There are several reasons for this situation. First, the dividing line between a correction and a response to press criticism is in fact vague. The law states that a correction has to do with facts and a response to press criticism has to do with assessments violating a person’s reputation. In practice it is hard to distinguish the two cases, because facts are rarely presented without being coloured by an assessment in some way. Second, based on the view presented by some legal commentators as well as the Polish Supreme Court, a “subjective” theory of corrections has come into vogue, under which an editor-in-chief should correct not only a news item that was objectively untrue, but also one that is untrue in the opinion of the person submitting the correction. This theory blurs even further the distinction between a correction and a response to press criticism.
Sometimes a person demanding correction of a factual assertion is really seeking to “correct” an interpretation of a fact. A statement of an objectively existing fact would take the form “the cat is on the mat” or “there is no cat on the mat.” But the statement “Smith is a thief” or “Smith is not a thief” begins to enter into the sphere of interpretation. If Smith is caught red-handed, but has not yet been convicted of theft, whether Smith should be regarded as a thief or not is open to interpretation.
Thus the Constitutional Tribunal correctly held that an editor-in-chief should not be subject to penal sanctions for failing to publish a correction, when it cannot be known for sure whether the item is a correction or a response to press criticism. The tribunal gave the Polish Parliament 18 months to correct this provision. This means that there will certainly be an amendment to the Press Law. It may come in the form which the Ministry of Culture and National Heritage had already begun work on earlier last year, providing for only one type of correction, which might or might not resolve the problem in practice.
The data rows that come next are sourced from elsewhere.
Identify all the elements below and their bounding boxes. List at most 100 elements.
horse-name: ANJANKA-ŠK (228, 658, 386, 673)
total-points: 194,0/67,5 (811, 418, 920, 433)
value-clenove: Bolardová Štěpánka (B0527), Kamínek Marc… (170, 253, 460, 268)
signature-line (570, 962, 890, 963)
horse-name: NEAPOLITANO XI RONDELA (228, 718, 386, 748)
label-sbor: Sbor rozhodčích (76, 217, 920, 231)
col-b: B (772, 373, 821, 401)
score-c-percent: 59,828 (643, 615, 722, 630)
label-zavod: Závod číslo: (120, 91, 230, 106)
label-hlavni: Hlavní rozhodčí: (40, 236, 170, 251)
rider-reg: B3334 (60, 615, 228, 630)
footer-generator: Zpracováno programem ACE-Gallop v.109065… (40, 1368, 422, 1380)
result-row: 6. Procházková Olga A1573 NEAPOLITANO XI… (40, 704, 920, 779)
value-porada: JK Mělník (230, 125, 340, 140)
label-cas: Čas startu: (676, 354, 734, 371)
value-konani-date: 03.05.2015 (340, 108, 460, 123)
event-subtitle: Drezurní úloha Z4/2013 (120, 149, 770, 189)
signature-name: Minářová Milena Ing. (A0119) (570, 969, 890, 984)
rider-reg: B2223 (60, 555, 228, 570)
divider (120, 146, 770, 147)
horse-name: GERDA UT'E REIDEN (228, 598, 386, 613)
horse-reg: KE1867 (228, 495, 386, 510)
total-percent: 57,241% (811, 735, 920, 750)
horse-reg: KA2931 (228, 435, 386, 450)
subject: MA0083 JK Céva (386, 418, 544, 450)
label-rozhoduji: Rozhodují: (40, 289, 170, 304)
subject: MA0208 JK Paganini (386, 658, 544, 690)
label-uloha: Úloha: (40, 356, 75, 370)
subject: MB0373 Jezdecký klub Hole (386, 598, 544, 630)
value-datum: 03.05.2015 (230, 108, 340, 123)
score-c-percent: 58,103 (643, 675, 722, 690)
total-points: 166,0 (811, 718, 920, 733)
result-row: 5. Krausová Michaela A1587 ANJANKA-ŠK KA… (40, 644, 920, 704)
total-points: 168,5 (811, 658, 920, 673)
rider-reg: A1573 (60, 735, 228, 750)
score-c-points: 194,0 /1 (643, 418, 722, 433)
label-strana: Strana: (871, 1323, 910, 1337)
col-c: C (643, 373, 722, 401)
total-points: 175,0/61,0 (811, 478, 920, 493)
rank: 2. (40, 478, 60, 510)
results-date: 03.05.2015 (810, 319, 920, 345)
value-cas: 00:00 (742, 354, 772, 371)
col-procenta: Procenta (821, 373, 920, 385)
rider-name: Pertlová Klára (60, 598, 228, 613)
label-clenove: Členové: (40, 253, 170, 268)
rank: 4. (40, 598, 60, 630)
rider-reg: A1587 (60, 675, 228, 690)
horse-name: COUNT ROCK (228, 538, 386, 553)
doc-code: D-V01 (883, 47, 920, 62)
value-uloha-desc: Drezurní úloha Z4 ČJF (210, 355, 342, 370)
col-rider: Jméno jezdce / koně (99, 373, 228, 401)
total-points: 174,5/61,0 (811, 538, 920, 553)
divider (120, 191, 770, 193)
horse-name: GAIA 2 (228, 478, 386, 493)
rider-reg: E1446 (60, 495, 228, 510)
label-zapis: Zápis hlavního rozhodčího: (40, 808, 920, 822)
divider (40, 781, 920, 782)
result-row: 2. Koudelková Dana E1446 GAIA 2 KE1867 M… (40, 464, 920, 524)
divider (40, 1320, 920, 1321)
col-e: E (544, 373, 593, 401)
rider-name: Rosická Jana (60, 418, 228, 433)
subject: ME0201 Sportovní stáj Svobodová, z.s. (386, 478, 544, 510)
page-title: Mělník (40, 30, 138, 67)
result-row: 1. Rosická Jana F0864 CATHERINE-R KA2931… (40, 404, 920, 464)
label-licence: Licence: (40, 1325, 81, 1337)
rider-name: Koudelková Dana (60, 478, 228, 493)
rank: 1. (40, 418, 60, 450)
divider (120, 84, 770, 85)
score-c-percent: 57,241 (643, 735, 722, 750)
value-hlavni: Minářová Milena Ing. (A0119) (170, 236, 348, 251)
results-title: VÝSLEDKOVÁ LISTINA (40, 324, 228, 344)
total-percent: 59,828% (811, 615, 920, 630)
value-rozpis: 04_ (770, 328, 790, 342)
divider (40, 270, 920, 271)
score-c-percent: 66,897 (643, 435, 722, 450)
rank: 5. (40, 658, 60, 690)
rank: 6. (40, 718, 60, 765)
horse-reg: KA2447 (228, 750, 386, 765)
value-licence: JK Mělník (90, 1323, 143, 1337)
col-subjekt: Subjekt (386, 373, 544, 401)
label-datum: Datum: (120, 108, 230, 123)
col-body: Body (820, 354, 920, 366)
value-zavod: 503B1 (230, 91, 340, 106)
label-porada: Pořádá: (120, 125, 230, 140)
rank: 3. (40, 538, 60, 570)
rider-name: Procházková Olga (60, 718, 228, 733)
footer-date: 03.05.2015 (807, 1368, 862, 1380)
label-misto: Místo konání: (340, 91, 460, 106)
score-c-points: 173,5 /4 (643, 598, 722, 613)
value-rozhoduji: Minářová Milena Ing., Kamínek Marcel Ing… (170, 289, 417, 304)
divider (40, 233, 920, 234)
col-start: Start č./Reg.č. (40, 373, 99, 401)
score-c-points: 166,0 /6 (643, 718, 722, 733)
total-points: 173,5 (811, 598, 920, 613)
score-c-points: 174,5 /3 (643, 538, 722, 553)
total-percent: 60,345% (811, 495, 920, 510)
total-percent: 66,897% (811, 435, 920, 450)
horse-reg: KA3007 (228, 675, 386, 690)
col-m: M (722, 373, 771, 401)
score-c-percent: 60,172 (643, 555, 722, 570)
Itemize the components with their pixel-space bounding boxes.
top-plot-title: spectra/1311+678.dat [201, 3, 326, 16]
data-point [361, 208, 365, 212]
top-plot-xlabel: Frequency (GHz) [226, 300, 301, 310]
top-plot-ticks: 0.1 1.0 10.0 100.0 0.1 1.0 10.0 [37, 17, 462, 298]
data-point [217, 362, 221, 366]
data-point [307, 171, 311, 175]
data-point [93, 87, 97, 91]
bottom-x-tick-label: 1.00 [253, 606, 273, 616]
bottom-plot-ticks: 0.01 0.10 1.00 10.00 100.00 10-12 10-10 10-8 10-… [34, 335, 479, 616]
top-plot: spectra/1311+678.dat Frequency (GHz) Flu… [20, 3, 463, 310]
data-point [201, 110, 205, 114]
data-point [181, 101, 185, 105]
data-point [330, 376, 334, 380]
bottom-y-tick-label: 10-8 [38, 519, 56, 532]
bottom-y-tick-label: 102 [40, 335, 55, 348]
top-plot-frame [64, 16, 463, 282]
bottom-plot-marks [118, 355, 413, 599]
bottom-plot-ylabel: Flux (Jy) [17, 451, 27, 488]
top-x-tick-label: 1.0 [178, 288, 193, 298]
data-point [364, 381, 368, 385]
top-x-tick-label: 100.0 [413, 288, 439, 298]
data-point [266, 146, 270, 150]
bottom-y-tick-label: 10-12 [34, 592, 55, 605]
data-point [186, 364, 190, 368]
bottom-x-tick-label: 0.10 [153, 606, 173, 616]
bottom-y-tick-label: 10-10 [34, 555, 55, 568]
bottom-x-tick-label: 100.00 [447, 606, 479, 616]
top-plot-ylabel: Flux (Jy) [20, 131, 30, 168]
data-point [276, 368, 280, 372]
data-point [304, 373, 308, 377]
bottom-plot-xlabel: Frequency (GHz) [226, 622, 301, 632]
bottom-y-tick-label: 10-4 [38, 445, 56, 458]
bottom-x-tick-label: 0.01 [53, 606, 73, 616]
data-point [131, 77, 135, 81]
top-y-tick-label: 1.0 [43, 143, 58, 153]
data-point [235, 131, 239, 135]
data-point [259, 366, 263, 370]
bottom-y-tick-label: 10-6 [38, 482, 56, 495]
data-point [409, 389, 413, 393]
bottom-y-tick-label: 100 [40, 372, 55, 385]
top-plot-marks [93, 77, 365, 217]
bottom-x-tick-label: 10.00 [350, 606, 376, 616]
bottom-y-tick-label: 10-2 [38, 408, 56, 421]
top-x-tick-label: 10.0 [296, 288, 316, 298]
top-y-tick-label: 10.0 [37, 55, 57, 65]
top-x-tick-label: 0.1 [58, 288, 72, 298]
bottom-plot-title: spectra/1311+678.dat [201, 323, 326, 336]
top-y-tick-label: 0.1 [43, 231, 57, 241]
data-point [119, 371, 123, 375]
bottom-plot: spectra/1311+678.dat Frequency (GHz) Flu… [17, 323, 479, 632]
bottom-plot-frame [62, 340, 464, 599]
There should certainly be no fear that corrections will no longer be published merely because the penal sanction is lifted. The institution of corrections will survive, if for no other reason, because the Audiovisual Media Services Directive, which was required to be implemented in Poland by December 2009, provides for a “right of reply”—something between a response and a correction—by a person affected by the broadcast of “incorrect facts” in audiovisual media.
Because a right of reply is required with respect to audiovisual media, and the Press Law also applies to audiovisual media, the Polish regulations concerning corrections must remain, but should be made more precise. Clearly they will not entail criminal liability, but the criteria for corrections will be regulated in some way in the law. Amendment of the Press Law would be an excellent occasion to bury the subjective theory of corrections once and for all.